Yes, that's exactly the problem. The issue is this:

  1. Deno-sqlite uses a separate WASM context for each database (this allows the JS GC to collect databases when they are leaked) -> separate instances can't communicate on the C-side (if you want to move things to separate workers, you'd need separate WASM contexts anyways I believe)
  2. If you run new DB() in a worker, it's OS bindings can't communicate with potential other workers, since they are in different isolates (we can only share memory by explicitly passing SharedArrayBuffer with post message, so this can't be done transparently)
  3. So this means, there is no way to coordinate the file locking between different database connections to the same file in the same deno program (they do coordinate with SQLite instances opened by other processes though, which they did not before this change)
s-i-e-v-e commented 3 years ago

The only solution then is FFI, assuming Deno implements it at some point. But that is not portable.

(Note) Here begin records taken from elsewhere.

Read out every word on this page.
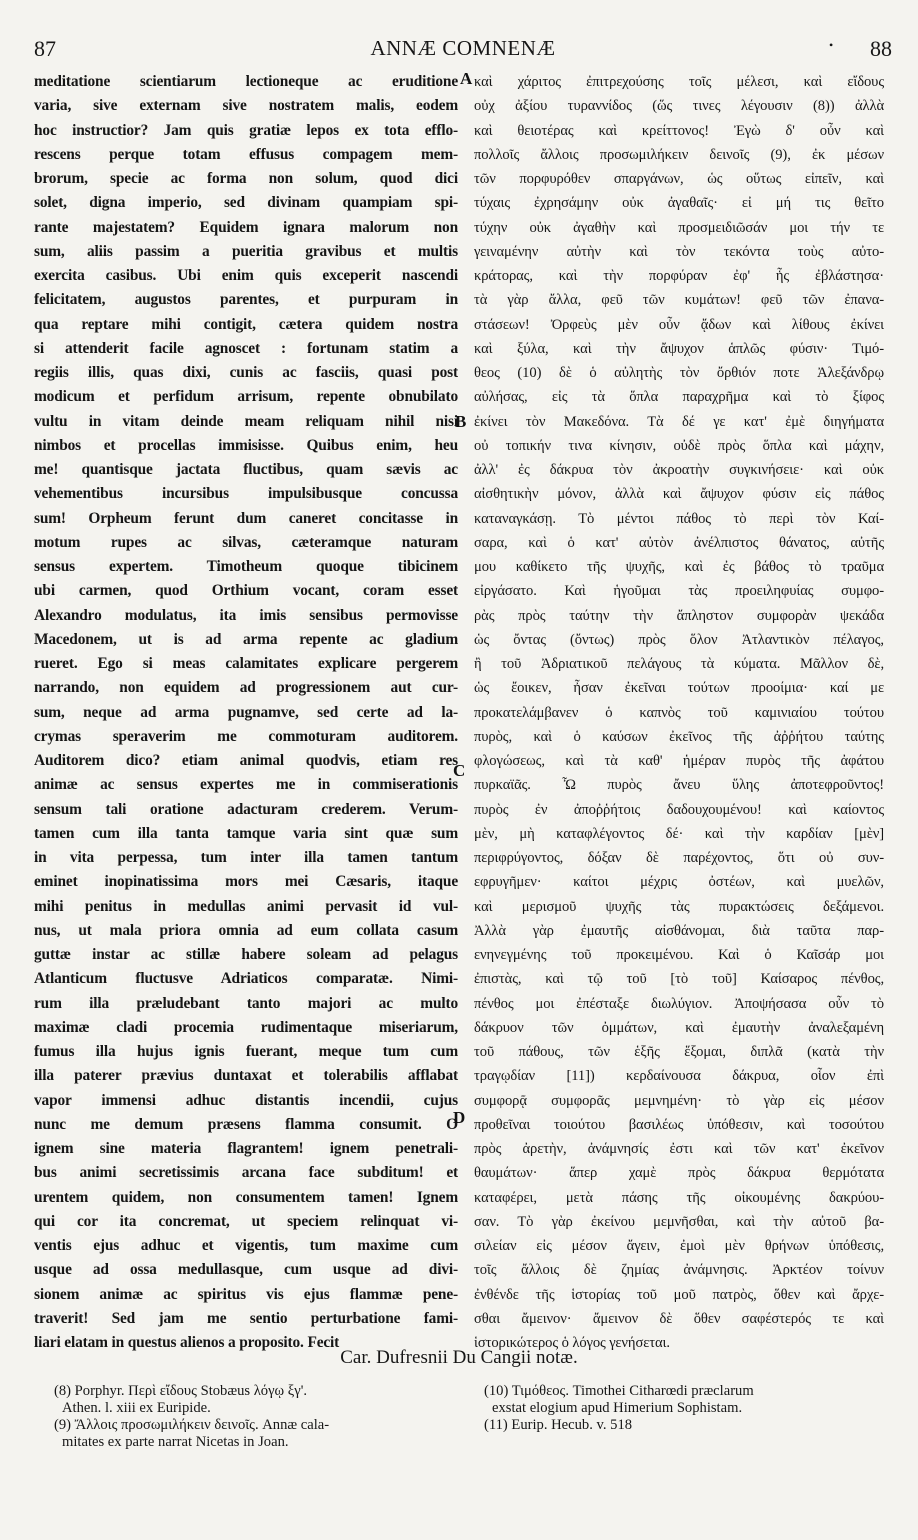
87	ANNÆ COMNENÆ	• 88
meditatione scientiarum lectioneque ac eruditione
varia, sive externam sive nostratem malis, eodem
hoc instructior? Jam quis gratiæ lepos ex tota efflo-
rescens perque totam effusus compagem mem-
brorum, specie ac forma non solum, quod dici
solet, digna imperio, sed divinam quampiam spi-
rante majestatem? Equidem ignara malorum non
sum, aliis passim a pueritia gravibus et multis
exercita casibus. Ubi enim quis exceperit nascendi
felicitatem, augustos parentes, et purpuram in
qua reptare mihi contigit, cætera quidem nostra
si attenderit facile agnoscet : fortunam statim a
regiis illis, quas dixi, cunis ac fasciis, quasi post
modicum et perfidum arrisum, repente obnubilato
vultu in vitam deinde meam reliquam nihil nisi
nimbos et procellas immisisse. Quibus enim, heu
me! quantisque jactata fluctibus, quam sævis ac
vehementibus incursibus impulsibusque concussa
sum! Orpheum ferunt dum caneret concitasse in
motum rupes ac silvas, cæteramque naturam
sensus expertem. Timotheum quoque tibicinem
ubi carmen, quod Orthium vocant, coram esset
Alexandro modulatus, ita imis sensibus permovisse
Macedonem, ut is ad arma repente ac gladium
rueret. Ego si meas calamitates explicare pergerem
narrando, non equidem ad progressionem aut cur-
sum, neque ad arma pugnamve, sed certe ad la-
crymas speraverim me commoturam auditorem.
Auditorem dico? etiam animal quodvis, etiam res
animæ ac sensus expertes me in commiserationis
sensum tali oratione adacturam crederem. Verum-
tamen cum illa tanta tamque varia sint quæ sum
in vita perpessa, tum inter illa tamen tantum
eminet inopinatissima mors mei Cæsaris, itaque
mihi penitus in medullas animi pervasit id vul-
nus, ut mala priora omnia ad eum collata casum
guttæ instar ac stillæ habere soleam ad pelagus
Atlanticum fluctusve Adriaticos comparatæ. Nimi-
rum illa præludebant tanto majori ac multo
maximæ cladi procemia rudimentaque miseriarum,
fumus illa hujus ignis fuerant, meque tum cum
illa paterer prævius duntaxat et tolerabilis afflabat
vapor immensi adhuc distantis incendii, cujus
nunc me demum præsens flamma consumit. O
ignem sine materia flagrantem! ignem penetrali-
bus animi secretissimis arcana face subditum! et
urentem quidem, non consumentem tamen! Ignem
qui cor ita concremat, ut speciem relinquat vi-
ventis ejus adhuc et vigentis, tum maxime cum
usque ad ossa medullasque, cum usque ad divi-
sionem animæ ac spiritus vis ejus flammæ pene-
traverit! Sed jam me sentio perturbatione fami-
liari elatam in questus alienos a proposito. Fecit
καὶ χάριτος ἐπιτρεχούσης τοῖς μέλεσι, καὶ εἴδους
οὐχ ἀξίου τυραννίδος (ὥς τινες λέγουσιν (8)) ἀλλὰ
καὶ θειοτέρας καὶ κρείττονος! Ἐγὼ δ' οὖν καὶ
πολλοῖς ἄλλοις προσωμιλήκειν δεινοῖς (9), ἐκ μέσων
τῶν πορφυρόθεν σπαργάνων, ὡς οὕτως εἰπεῖν, καὶ
τύχαις ἐχρησάμην οὐκ ἀγαθαῖς· εἰ μή τις θεῖτο
τύχην οὐκ ἀγαθὴν καὶ προσμειδιῶσάν μοι τήν τε
γειναμένην αὐτὴν καὶ τὸν τεκόντα τοὺς αὐτο-
κράτορας, καὶ τὴν πορφύραν ἐφ' ἧς ἐβλάστησα·
τὰ γὰρ ἄλλα, φεῦ τῶν κυμάτων! φεῦ τῶν ἐπανα-
στάσεων! Ὀρφεὺς μὲν οὖν ᾄδων καὶ λίθους ἐκίνει
καὶ ξύλα, καὶ τὴν ἄψυχον ἁπλῶς φύσιν· Τιμό-
θεος (10) δὲ ὁ αὐλητὴς τὸν ὄρθιόν ποτε Ἀλεξάνδρῳ
αὐλήσας, εἰς τὰ ὅπλα παραχρῆμα καὶ τὸ ξίφος
ἐκίνει τὸν Μακεδόνα. Τὰ δέ γε κατ' ἐμὲ διηγήματα
οὐ τοπικήν τινα κίνησιν, οὐδὲ πρὸς ὅπλα καὶ μάχην,
ἀλλ' ἐς δάκρυα τὸν ἀκροατὴν συγκινήσειε· καὶ οὐκ
αἰσθητικὴν μόνον, ἀλλὰ καὶ ἄψυχον φύσιν εἰς πάθος
καταναγκάσῃ. Τὸ μέντοι πάθος τὸ περὶ τὸν Καί-
σαρα, καὶ ὁ κατ' αὐτὸν ἀνέλπιστος θάνατος, αὐτῆς
μου καθίκετο τῆς ψυχῆς, καὶ ἐς βάθος τὸ τραῦμα
εἰργάσατο. Καὶ ἡγοῦμαι τὰς προειληφυίας συμφο-
ρὰς πρὸς ταύτην τὴν ἄπληστον συμφορὰν ψεκάδα
ὡς ὄντας (ὄντως) πρὸς ὅλον Ἀτλαντικὸν πέλαγος,
ἢ τοῦ Ἀδριατικοῦ πελάγους τὰ κύματα. Μᾶλλον δὲ,
ὡς ἔοικεν, ἦσαν ἐκεῖναι τούτων προοίμια· καί με
προκατελάμβανεν ὁ καπνὸς τοῦ καμινιαίου τούτου
πυρὸς, καὶ ὁ καύσων ἐκεῖνος τῆς ἀῤῥήτου ταύτης
φλογώσεως, καὶ τὰ καθ' ἡμέραν πυρὸς τῆς ἀφάτου
πυρκαϊᾶς. Ὦ πυρὸς ἄνευ ὕλης ἀποτεφροῦντος!
πυρὸς ἐν ἀποῤῥήτοις δαδουχουμένου! καὶ καίοντος
μὲν, μὴ καταφλέγοντος δέ· καὶ τὴν καρδίαν [μὲν]
περιφρύγοντος, δόξαν δὲ παρέχοντος, ὅτι οὐ συν-
εφρυγῆμεν· καίτοι μέχρις ὀστέων, καὶ μυελῶν,
καὶ μερισμοῦ ψυχῆς τὰς πυρακτώσεις δεξάμενοι.
Ἀλλὰ γὰρ ἐμαυτῆς αἰσθάνομαι, διὰ ταῦτα παρ-
ενηνεγμένης τοῦ προκειμένου. Καὶ ὁ Καῖσάρ μοι
ἐπιστὰς, καὶ τῷ τοῦ [τὸ τοῦ] Καίσαρος πένθος,
πένθος μοι ἐπέσταξε διωλύγιον. Ἀποψήσασα οὖν τὸ
δάκρυον τῶν ὀμμάτων, καὶ ἐμαυτὴν ἀναλεξαμένη
τοῦ πάθους, τῶν ἑξῆς ἕξομαι, διπλᾶ (κατὰ τὴν
τραγῳδίαν [11]) κερδαίνουσα δάκρυα, οἷον ἐπὶ
συμφορᾷ συμφορᾶς μεμνημένη· τὸ γὰρ εἰς μέσον
προθεῖναι τοιούτου βασιλέως ὑπόθεσιν, καὶ τοσούτου
πρὸς ἀρετὴν, ἀνάμνησίς ἐστι καὶ τῶν κατ' ἐκεῖνον
θαυμάτων· ἅπερ χαμὲ πρὸς δάκρυα θερμότατα
καταφέρει, μετὰ πάσης τῆς οἰκουμένης δακρύου-
σαν. Τὸ γὰρ ἐκείνου μεμνῆσθαι, καὶ τὴν αὐτοῦ βα-
σιλείαν εἰς μέσον ἄγειν, ἐμοὶ μὲν θρήνων ὑπόθεσις,
τοῖς ἄλλοις δὲ ζημίας ἀνάμνησις. Ἀρκτέον τοίνυν
ἐνθένδε τῆς ἱστορίας τοῦ μοῦ πατρὸς, ὅθεν καὶ ἄρχε-
σθαι ἄμεινον· ἄμεινον δὲ ὅθεν σαφέστερός τε καὶ
ἱστορικώτερος ὁ λόγος γενήσεται.
A
B
C
D
Car. Dufresnii Du Cangii notæ.
(8) Porphyr. Περὶ εἴδους Stobæus λόγῳ ξγ'.
Athen. l. xiii ex Euripide.
(9) Ἄλλοις προσωμιλήκειν δεινοῖς. Annæ cala-
mitates ex parte narrat Nicetas in Joan.
(10) Τιμόθεος. Timothei Citharœdi præclarum
exstat elogium apud Himerium Sophistam.
(11) Eurip. Hecub. v. 518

dyedgreen commented 3 years ago

There is an FFI interface for deno, but the drawback of that is it requires -A permission. One possible other solution would be to keep track of the in-process locks on the Deno side 🤔

s-i-e-v-e commented 3 years ago

There is an FFI interface for deno

Great. Last I checked, there were plans to implement it.

One possible other solution would be to keep track of the in-process locks on the Deno side

I am not sure if it is worth the effort.

The main problem I see is that Deno is trying to serve two use cases that don't necessarily intersect: in-browser apps and real apps.

The way I would solve something like this in other languages (assuming similar limitations) is isolate all database writes to a single, permanent worker/thread. This would be the only way to handle something like a web server receiving multiple requests that may modify the database. But then, instead of letting the database driver determine how to handle multiple writes, we serialize access and that thread then becomes the bottle neck.

ralyodio commented 2 years ago

I also am seeing this problem on Ubuntu 20.04

SHould at the very least check if the file exists first.